Die wichtigsten Trends 2014

  • Das weltweit in Rohstoff-ETPs verwaltete Vermögen ist 2014 um 20,6 Milliarden auf 101,5 Milliarden US-Dollar gesunken. Ein starker US-Dollar und Sorgen um das Wachstum in China und Europa haben die Preise vieler Rohstoffe auf das Niveau ihrer Produktionskosten gedrückt.
  • Taktische Investoren haben Rohstoffe 2014 weiter aktiv gehandelt. Die ausgeglichenen Mittelflüsse verdeutlichen jedoch, dass strategische Investoren in Rohstoff-ETPs investiert bleiben.
  • Der Rückgang des verwalteten Vermögens 2014 ist fast vollständig auf Kursverluste zurückzuführen. So haben die Nettomittelabflüsse lediglich 30 Millionen US-Dollar betragen, wobei Investoren insbesondere in zyklischere Rohstoffe umgeschichtet haben.
  • Viele Rohstoffe werden zu oder knapp unterhalb ihrer Grenzkosten in der Produktion gehandelt. Viele langfristig orientierte „Value-Investoren“ finden daher einige Rohstoffe und Sektoren besonders attraktiv, die zuletzt starke Kurverluste erlitten haben.
  • ETPs auf Edelmetalle machen 2014 70 Prozent des Rückgangs bei dem weltweit in Rohstoff-ETPs verwalteten Vermögen aus. Das in diesen Produkten verwaltete Vermögen ist um 14,8 Milliarden auf 79 Milliarden US-Dollar gesunken. In ETPs auf Gold, vor allem Investoren aus den USA haben Mittel aus den Produkten abgezogen, als sie die defensiven Positionen in ihren Portfolios reduziert haben.

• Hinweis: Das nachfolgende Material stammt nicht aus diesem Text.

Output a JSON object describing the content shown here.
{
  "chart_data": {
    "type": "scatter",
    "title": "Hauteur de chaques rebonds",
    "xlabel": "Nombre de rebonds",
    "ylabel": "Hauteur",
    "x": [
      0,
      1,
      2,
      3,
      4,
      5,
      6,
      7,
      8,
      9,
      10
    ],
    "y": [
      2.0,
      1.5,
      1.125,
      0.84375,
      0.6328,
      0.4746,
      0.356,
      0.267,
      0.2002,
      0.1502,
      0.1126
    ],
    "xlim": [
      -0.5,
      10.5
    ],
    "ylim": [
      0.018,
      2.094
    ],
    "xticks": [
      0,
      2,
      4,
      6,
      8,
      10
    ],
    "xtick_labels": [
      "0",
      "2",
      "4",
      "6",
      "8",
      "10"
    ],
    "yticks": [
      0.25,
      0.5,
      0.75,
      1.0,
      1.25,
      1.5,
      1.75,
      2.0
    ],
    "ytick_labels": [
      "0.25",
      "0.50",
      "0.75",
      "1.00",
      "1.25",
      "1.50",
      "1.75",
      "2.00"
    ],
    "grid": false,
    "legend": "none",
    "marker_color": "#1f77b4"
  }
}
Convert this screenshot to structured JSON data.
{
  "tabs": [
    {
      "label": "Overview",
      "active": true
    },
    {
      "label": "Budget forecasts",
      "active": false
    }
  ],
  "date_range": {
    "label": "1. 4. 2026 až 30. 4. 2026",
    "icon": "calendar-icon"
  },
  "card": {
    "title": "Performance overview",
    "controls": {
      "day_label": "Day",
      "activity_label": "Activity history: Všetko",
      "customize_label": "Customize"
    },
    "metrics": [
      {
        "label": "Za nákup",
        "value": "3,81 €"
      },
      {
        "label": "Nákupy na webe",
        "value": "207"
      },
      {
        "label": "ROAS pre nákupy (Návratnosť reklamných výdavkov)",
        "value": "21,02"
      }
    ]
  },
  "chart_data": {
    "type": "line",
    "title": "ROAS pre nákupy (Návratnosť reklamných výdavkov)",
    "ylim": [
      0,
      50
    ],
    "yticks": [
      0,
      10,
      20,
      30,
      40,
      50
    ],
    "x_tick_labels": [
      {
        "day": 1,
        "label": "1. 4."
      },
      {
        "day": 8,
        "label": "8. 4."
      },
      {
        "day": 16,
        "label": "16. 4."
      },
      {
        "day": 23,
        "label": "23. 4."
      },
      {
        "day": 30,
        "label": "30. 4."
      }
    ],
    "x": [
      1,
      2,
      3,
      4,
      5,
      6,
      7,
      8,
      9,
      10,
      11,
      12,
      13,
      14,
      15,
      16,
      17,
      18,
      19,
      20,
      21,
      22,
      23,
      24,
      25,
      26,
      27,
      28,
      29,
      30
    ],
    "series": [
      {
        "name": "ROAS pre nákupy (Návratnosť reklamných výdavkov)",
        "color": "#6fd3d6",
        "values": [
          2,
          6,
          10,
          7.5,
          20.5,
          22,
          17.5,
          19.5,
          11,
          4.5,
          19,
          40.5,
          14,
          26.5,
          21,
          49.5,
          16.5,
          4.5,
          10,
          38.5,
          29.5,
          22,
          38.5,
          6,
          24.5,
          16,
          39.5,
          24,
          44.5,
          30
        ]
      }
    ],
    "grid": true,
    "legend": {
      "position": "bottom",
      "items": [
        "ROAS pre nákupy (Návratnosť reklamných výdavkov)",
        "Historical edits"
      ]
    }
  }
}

  • Palladium war das einzige Edelmetall, bei dem das verwaltete Vermögen nicht zurückgegangen ist. Die Sorgen um Einschränkungen beim Angebot und eine positive Entwicklung der Nachfrage haben die Kurse unterstützt und das verwaltete Vermögen in Palladium-ETPs um 0,9 Milliarden US-Dollar ansteigen lassen.

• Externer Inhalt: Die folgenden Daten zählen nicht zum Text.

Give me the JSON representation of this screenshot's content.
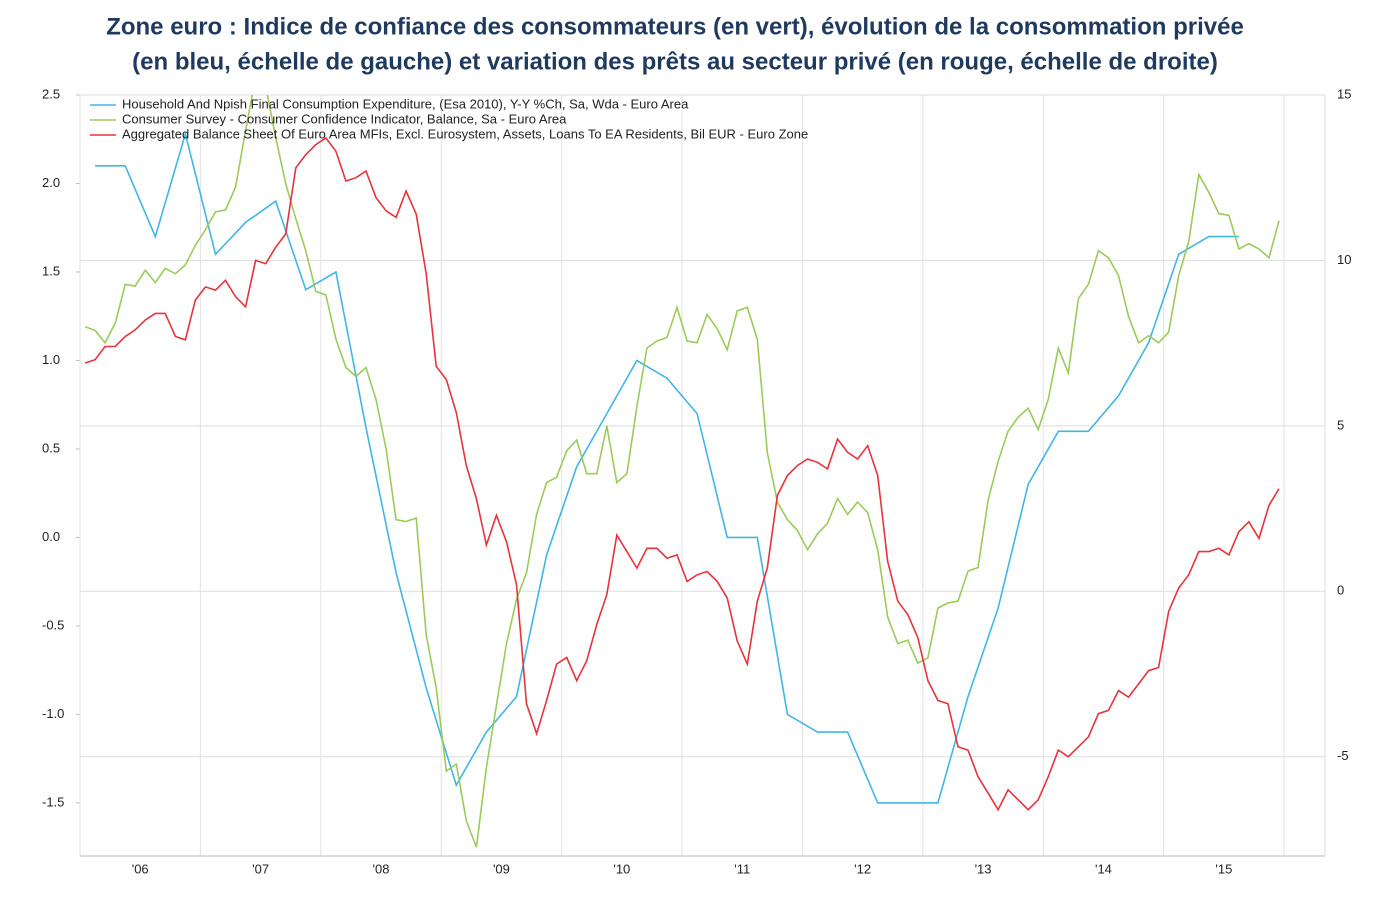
{
  "chart_data": {
    "type": "line",
    "title": [
      "Zone euro : Indice de confiance des consommateurs (en vert), évolution de la consommation privée",
      "(en bleu, échelle de gauche) et variation des prêts au secteur privé (en rouge, échelle de droite)"
    ],
    "x": [
      2006.042,
      2006.125,
      2006.208,
      2006.292,
      2006.375,
      2006.458,
      2006.542,
      2006.625,
      2006.708,
      2006.792,
      2006.875,
      2006.958,
      2007.042,
      2007.125,
      2007.208,
      2007.292,
      2007.375,
      2007.458,
      2007.542,
      2007.625,
      2007.708,
      2007.792,
      2007.875,
      2007.958,
      2008.042,
      2008.125,
      2008.208,
      2008.292,
      2008.375,
      2008.458,
      2008.542,
      2008.625,
      2008.708,
      2008.792,
      2008.875,
      2008.958,
      2009.042,
      2009.125,
      2009.208,
      2009.292,
      2009.375,
      2009.458,
      2009.542,
      2009.625,
      2009.708,
      2009.792,
      2009.875,
      2009.958,
      2010.042,
      2010.125,
      2010.208,
      2010.292,
      2010.375,
      2010.458,
      2010.542,
      2010.625,
      2010.708,
      2010.792,
      2010.875,
      2010.958,
      2011.042,
      2011.125,
      2011.208,
      2011.292,
      2011.375,
      2011.458,
      2011.542,
      2011.625,
      2011.708,
      2011.792,
      2011.875,
      2011.958,
      2012.042,
      2012.125,
      2012.208,
      2012.292,
      2012.375,
      2012.458,
      2012.542,
      2012.625,
      2012.708,
      2012.792,
      2012.875,
      2012.958,
      2013.042,
      2013.125,
      2013.208,
      2013.292,
      2013.375,
      2013.458,
      2013.542,
      2013.625,
      2013.708,
      2013.792,
      2013.875,
      2013.958,
      2014.042,
      2014.125,
      2014.208,
      2014.292,
      2014.375,
      2014.458,
      2014.542,
      2014.625,
      2014.708,
      2014.792,
      2014.875,
      2014.958,
      2015.042,
      2015.125,
      2015.208,
      2015.292,
      2015.375,
      2015.458,
      2015.542,
      2015.625,
      2015.708,
      2015.792,
      2015.875,
      2015.958
    ],
    "series": [
      {
        "name": "Household And Npish Final Consumption Expenditure, (Esa 2010), Y-Y %Ch, Sa, Wda - Euro Area",
        "color": "#41b6e6",
        "x": [
          2006.125,
          2006.375,
          2006.625,
          2006.875,
          2007.125,
          2007.375,
          2007.625,
          2007.875,
          2008.125,
          2008.375,
          2008.625,
          2008.875,
          2009.125,
          2009.375,
          2009.625,
          2009.875,
          2010.125,
          2010.375,
          2010.625,
          2010.875,
          2011.125,
          2011.375,
          2011.625,
          2011.875,
          2012.125,
          2012.375,
          2012.625,
          2012.875,
          2013.125,
          2013.375,
          2013.625,
          2013.875,
          2014.125,
          2014.375,
          2014.625,
          2014.875,
          2015.125,
          2015.375,
          2015.625
        ],
        "values": [
          2.1,
          2.1,
          1.7,
          2.28,
          1.6,
          1.78,
          1.9,
          1.4,
          1.5,
          0.62,
          -0.2,
          -0.85,
          -1.4,
          -1.1,
          -0.9,
          -0.1,
          0.4,
          0.7,
          1.0,
          0.9,
          0.7,
          0.0,
          0.0,
          -1.0,
          -1.1,
          -1.1,
          -1.5,
          -1.5,
          -1.5,
          -0.9,
          -0.4,
          0.3,
          0.6,
          0.6,
          0.8,
          1.1,
          1.6,
          1.7,
          1.7
        ]
      },
      {
        "name": "Consumer Survey - Consumer Confidence Indicator, Balance, Sa - Euro Area",
        "color": "#9bcb5a",
        "values": [
          1.19,
          1.17,
          1.1,
          1.21,
          1.43,
          1.42,
          1.51,
          1.44,
          1.52,
          1.49,
          1.54,
          1.65,
          1.74,
          1.84,
          1.85,
          1.98,
          2.3,
          2.6,
          2.55,
          2.26,
          2.0,
          1.8,
          1.62,
          1.39,
          1.37,
          1.12,
          0.96,
          0.91,
          0.96,
          0.78,
          0.5,
          0.1,
          0.09,
          0.11,
          -0.55,
          -0.85,
          -1.32,
          -1.28,
          -1.6,
          -1.75,
          -1.3,
          -0.95,
          -0.6,
          -0.35,
          -0.2,
          0.13,
          0.31,
          0.34,
          0.49,
          0.55,
          0.36,
          0.36,
          0.63,
          0.31,
          0.36,
          0.74,
          1.07,
          1.11,
          1.13,
          1.3,
          1.11,
          1.1,
          1.26,
          1.18,
          1.06,
          1.28,
          1.3,
          1.12,
          0.48,
          0.2,
          0.1,
          0.04,
          -0.07,
          0.02,
          0.08,
          0.22,
          0.13,
          0.2,
          0.14,
          -0.07,
          -0.45,
          -0.6,
          -0.58,
          -0.71,
          -0.68,
          -0.4,
          -0.37,
          -0.36,
          -0.19,
          -0.17,
          0.21,
          0.43,
          0.6,
          0.68,
          0.73,
          0.61,
          0.78,
          1.07,
          0.93,
          1.35,
          1.43,
          1.62,
          1.58,
          1.48,
          1.25,
          1.1,
          1.14,
          1.1,
          1.16,
          1.48,
          1.67,
          2.05,
          1.95,
          1.83,
          1.82,
          1.63,
          1.66,
          1.63,
          1.58,
          1.79
        ]
      },
      {
        "name": "Aggregated Balance Sheet Of Euro Area MFIs, Excl. Eurosystem, Assets, Loans To EA Residents, Bil EUR - Euro Zone",
        "color": "#e8323c",
        "axis": "y2",
        "values": [
          6.9,
          7.0,
          7.4,
          7.4,
          7.7,
          7.9,
          8.2,
          8.4,
          8.4,
          7.7,
          7.6,
          8.8,
          9.2,
          9.1,
          9.4,
          8.9,
          8.6,
          10.0,
          9.9,
          10.4,
          10.8,
          12.8,
          13.2,
          13.5,
          13.7,
          13.3,
          12.4,
          12.5,
          12.7,
          11.9,
          11.5,
          11.3,
          12.1,
          11.4,
          9.6,
          6.8,
          6.4,
          5.4,
          3.8,
          2.8,
          1.4,
          2.3,
          1.5,
          0.2,
          -3.4,
          -4.3,
          -3.3,
          -2.2,
          -2.0,
          -2.7,
          -2.1,
          -1.0,
          -0.1,
          1.7,
          1.2,
          0.7,
          1.3,
          1.3,
          1.0,
          1.1,
          0.3,
          0.5,
          0.6,
          0.3,
          -0.2,
          -1.5,
          -2.2,
          -0.3,
          0.7,
          2.9,
          3.5,
          3.8,
          4.0,
          3.9,
          3.7,
          4.6,
          4.2,
          4.0,
          4.4,
          3.5,
          0.9,
          -0.3,
          -0.7,
          -1.4,
          -2.7,
          -3.3,
          -3.4,
          -4.7,
          -4.8,
          -5.6,
          -6.1,
          -6.6,
          -6.0,
          -6.3,
          -6.6,
          -6.3,
          -5.6,
          -4.8,
          -5.0,
          -4.7,
          -4.4,
          -3.7,
          -3.6,
          -3.0,
          -3.2,
          -2.8,
          -2.4,
          -2.3,
          -0.6,
          0.1,
          0.5,
          1.2,
          1.2,
          1.3,
          1.1,
          1.8,
          2.1,
          1.6,
          2.6,
          3.1
        ]
      }
    ],
    "xlim": [
      2006,
      2016.34
    ],
    "xticks": [
      {
        "value": 2006.5,
        "label": "'06"
      },
      {
        "value": 2007.5,
        "label": "'07"
      },
      {
        "value": 2008.5,
        "label": "'08"
      },
      {
        "value": 2009.5,
        "label": "'09"
      },
      {
        "value": 2010.5,
        "label": "'10"
      },
      {
        "value": 2011.5,
        "label": "'11"
      },
      {
        "value": 2012.5,
        "label": "'12"
      },
      {
        "value": 2013.5,
        "label": "'13"
      },
      {
        "value": 2014.5,
        "label": "'14"
      },
      {
        "value": 2015.5,
        "label": "'15"
      }
    ],
    "ylim": [
      -1.8,
      2.5
    ],
    "yticks": [
      2.5,
      {
        "value": 2,
        "label": "2.0"
      },
      1.5,
      {
        "value": 1,
        "label": "1.0"
      },
      0.5,
      {
        "value": 0,
        "label": "0.0"
      },
      -0.5,
      {
        "value": -1,
        "label": "-1.0"
      },
      -1.5
    ],
    "y2lim": [
      -8,
      15
    ],
    "y2ticks": [
      15,
      10,
      5,
      0,
      -5
    ],
    "grid": "y2",
    "legend": "upper left"
  }
}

  • Alle Edelmetalle außer Gold haben 2014 Nettomittelzuflüsse verbuchen können. So haben die Investoren ihre Positionen in Platin-ETPs um 432 Millionen US-Dollar und in Palladium-ETPs um 376 Millionen US-Dollar ausgebaut. Vor allem Probleme auf der Angebotsseite in Südafrika und Russland haben diese Entwicklung unterstützt.
  • ETPs auf Energierohstoffe konnten 2014 hohe Mittelzuflüsse verzeichnen. Vor allem in den letzten drei Monaten des Jahres haben Investoren die Produkte stark nachgefragt, da sie die Kursverluste bei Rohöl und Erdgas offenbar als übertrieben ansehen. Der größte Anteil an den Zuflüssen entfiel auf ETPs auf Rohöl. Die Produkte auf Erdgas waren für 25 Prozent der Zuflüsse verantwortlich. 85 Prozent der weltweiten Zuflüsse in Energierohstoffe geht auf US-amerikanische Investoren zurück. Bei Erdgas-ETPs waren es sogar 100 Prozent. Höhere Lagerbestände und ein mildes Wetter ließen die Preise für Erdgas auf das niedrigste Niveau seit 2012 sinken.
  • Breite Rohstoffkörbe konnten 2014 mit 1,1 Milliarden US-Dollar nach ETPs auf Energierohstoffe die zweithöchsten Mittelzuflüsse verbuchen. Dies zeigt: Strategische Investoren sehen den Rohstoffsektor immer stärker als relativ unterbewertete Anlageklasse an. Während sich die Bewertungen auf den Aktien- und Anleihemärkten bereits stark ausgedehnt haben, sind die Rohstoffpreise hingegen gesunken.
  • Die Investoren haben ihre Positionen in ETPs auf Getreide ausgebaut, wodurch die Abflüsse aus dem Sektor der Agrarrohstoffe in 2014 etwas abgemildert wurden. Niedrige Preise haben die Nachfrage nach Mais und Weizen unterstützt. Denn einige Anleger glauben, dass die Ernte in diesem Jahr nicht so gut wie im vergangenen Jahr ausfallen wird. ETPs auf Kaffee haben hingegen die höchsten Mittelabflüsse in dem Sektor verbucht. Falls wie erwartet eine El-Nino-Wetterlage auftritt, wird sich das Angebot in 2015 voraussichtlich erhöhen.
  • Die Mittelflüsse bei ETPs auf Industriemetalle fielen unterschiedlich aus. Über den gesamten Sektor hinweg haben sich Zu- und Abflüsse ungefähr ausgeglichen. Am Ende standen Abflüsse von lediglich zwei Millionen US-Dollar zu Buche. Angebotsprobleme bei Nickel haben zu Mittelzuflüssen in jedem Quartal (insgesamt 122 Millionen US-Dollar in 2014) geführt. Aus Kupfer-ETPs zogen Anleger wegen einer schwächeren Nachfrage aus China und Angebotsrisiken hingegen 52 Millionen US-Dollar ab. Mittelabflüsse waren auch bei breiten Industriemetallkörben und ETPs auf Zink zu beobachten.